ROANOKE TIMES

                         Roanoke Times
                 Copyright (c) 1995, Landmark Communications, Inc.

DATE: THURSDAY, July 26, 1990                   TAG: 9007260495
SECTION: EDITORIAL                    PAGE: A-14   EDITION: METRO 
SOURCE: 
DATELINE:                                 LENGTH: Short


DEL. STAFFORD

IN HIS political campaigns, Del. C. Jefferson Stafford of Pearisburg - Jeff to those who knew him - never gained this newspaper's editorial endorsement. He did not harbor the hatefulness that sometimes hides behind the skirts of respectable conservatism. Still, his extremely conservative views struck us as too cramped, too limited in vision, too ready to dismiss any role whatsoever for government to play in the affairs of Virginia.

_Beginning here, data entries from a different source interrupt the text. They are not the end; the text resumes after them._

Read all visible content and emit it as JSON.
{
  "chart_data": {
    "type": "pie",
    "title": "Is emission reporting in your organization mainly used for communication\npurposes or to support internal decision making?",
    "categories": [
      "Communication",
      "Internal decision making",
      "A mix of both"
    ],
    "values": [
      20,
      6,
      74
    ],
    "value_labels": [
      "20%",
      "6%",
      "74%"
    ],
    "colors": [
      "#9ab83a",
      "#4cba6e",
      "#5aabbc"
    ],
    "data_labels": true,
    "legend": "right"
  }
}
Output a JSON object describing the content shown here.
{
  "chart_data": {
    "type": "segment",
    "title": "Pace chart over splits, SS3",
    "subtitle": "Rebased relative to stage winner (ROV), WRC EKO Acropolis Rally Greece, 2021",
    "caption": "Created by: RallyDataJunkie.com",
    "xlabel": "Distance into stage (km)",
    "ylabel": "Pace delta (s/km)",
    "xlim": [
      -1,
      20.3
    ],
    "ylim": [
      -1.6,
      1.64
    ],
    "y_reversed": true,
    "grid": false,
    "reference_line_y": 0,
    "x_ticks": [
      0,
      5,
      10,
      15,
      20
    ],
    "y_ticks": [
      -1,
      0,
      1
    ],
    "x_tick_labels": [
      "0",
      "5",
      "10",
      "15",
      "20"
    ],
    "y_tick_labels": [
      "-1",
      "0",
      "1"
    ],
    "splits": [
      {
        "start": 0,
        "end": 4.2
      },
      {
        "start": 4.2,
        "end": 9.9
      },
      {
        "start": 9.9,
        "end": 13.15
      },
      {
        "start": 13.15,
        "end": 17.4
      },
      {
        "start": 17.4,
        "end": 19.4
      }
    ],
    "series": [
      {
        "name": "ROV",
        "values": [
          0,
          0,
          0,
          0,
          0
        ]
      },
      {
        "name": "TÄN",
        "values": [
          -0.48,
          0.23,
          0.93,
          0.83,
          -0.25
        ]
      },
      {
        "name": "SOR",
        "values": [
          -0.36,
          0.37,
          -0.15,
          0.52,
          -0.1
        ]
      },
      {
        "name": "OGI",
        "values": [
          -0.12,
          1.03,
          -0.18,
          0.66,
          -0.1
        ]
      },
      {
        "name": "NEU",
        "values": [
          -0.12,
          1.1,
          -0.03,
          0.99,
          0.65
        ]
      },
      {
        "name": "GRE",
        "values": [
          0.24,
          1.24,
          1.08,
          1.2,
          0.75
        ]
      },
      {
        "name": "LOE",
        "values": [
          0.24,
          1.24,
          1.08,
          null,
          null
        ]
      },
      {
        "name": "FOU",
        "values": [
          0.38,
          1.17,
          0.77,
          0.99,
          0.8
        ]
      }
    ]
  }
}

Yet Stafford, who died this week at age 51, had no trouble getting the support of his constituents. As a Republican in a Democratic legislature, and as a Republican from an area that is neither intensely conservative nor particularly Republican, Stafford on occasion found himself the target of redistricting that substantially altered the boundaries of his district.

It didn't matter. From 1971 on, he could count on big majorities in his home county of Giles to win election after election to the House.

The key, we suspect, was more than simply his affability, his knack for disagreeing agreeably. It also was his straightforward, steadfast loyalty to principles as he saw them.

In these days when politicians bend to the slightest hint of a changing breeze in public opinion, Stafford was uncharacteristic: You always knew where, right or wrong, he stood.